Who are the Ivy League colleges? What makes them special?
Ivy League universities in the United States began as an alliance of eight highly selective private research universities in the Northeast.
The Ivy League universities were originally a collection of competing athletic colleges, but the name is now used to refer to the eight academically outstanding schools.
The eight member colleges of the Ivy League are-
1. Harvard University (Massachusetts)
Harvard is a leading research university with extensive doctoral programs in the arts, sciences, engineering, and medicine. Harvard is also a non-profit organization and a founding member of the Association of American Universities.
Yale University (Connecticut) | Michael Marsland
2. Yale University (Connecticut)
Yale University, located in New Haven, Connecticut, is renowned for its excellent theater and music programs. These programs extend outside of the classroom through student organizations such as the Yale Dramatic Association and the Yale Whiffenpoofs, a well-known a cappella group.

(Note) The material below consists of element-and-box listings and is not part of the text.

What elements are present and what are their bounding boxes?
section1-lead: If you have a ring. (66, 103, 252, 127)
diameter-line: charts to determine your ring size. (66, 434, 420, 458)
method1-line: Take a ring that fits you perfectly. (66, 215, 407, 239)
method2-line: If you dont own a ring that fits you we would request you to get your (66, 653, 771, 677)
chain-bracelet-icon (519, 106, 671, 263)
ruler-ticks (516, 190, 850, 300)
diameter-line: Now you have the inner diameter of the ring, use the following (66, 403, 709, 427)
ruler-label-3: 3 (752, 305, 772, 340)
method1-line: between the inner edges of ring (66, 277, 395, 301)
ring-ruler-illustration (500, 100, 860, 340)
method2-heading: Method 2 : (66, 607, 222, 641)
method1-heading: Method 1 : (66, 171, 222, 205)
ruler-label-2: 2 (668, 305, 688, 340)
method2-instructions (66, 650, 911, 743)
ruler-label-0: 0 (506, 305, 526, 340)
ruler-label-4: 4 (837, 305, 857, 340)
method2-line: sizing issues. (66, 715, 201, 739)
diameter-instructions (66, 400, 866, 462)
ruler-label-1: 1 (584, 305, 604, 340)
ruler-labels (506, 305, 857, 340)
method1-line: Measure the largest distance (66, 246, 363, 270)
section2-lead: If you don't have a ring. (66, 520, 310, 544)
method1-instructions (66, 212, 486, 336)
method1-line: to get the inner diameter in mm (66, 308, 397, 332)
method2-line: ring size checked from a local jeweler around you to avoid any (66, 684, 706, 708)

3. Princeton University (New Jersey)
One of the oldest colleges in the nation, Princeton consistently ranks among the top universities in the United States and the rest of the world. The Princeton School of Public and International Affairs, one of Princeton’s best-known institutions, is frequently cited as one of the best schools to study public policy and international relations.
4. Columbia University (New York)
By royal license issued by King George II of England, the college was established in 1754 as King’s College. In 1784 Columbia College was renamed after the United States was granted freedom. The Pulitzer Prize is a recognition of excellence in writing, literature, and musical composition that is awarded annually by Columbia University.
5. University of Pennsylvania (Pennsylvania)
Ben Franklin, who also served as college president, founded UPenn in 1740. The school is often called the “Social Ivy” because students lead active lives outside of the classroom. Four of UPenn’s 12 schools offer undergraduate programs. Its Wharton School ranks among the best business schools in the world.
6. Dartmouth College (New Hampshire)
Dartmouth is renowned for its demanding academics, Ivy League reputation, and intimate class sizes, on the one hand. In contrast, the college is well known for its rural location, outdoor atmosphere, and Greek life.
7. Brown University (Rhode Island)
Brown places great emphasis on students who have distinct intellectual interests and who would benefit most from an open program. Brown also pays a lot of attention to extracurricular activities and tryouts. Students who participate in the liberal arts are valued at Brown, including those who wish to major in STEM.
8. Cornell University (New York)
Cornell’s schools of hotel management, engineering, and architecture are particularly well-regarded. Some students seek concurrent degrees – also called dual degrees – at multiple schools and colleges. More than a third of Cornell students participate in global initiatives such as Cornell faculty-led summer and winter programs, academic exchanges, and global programs.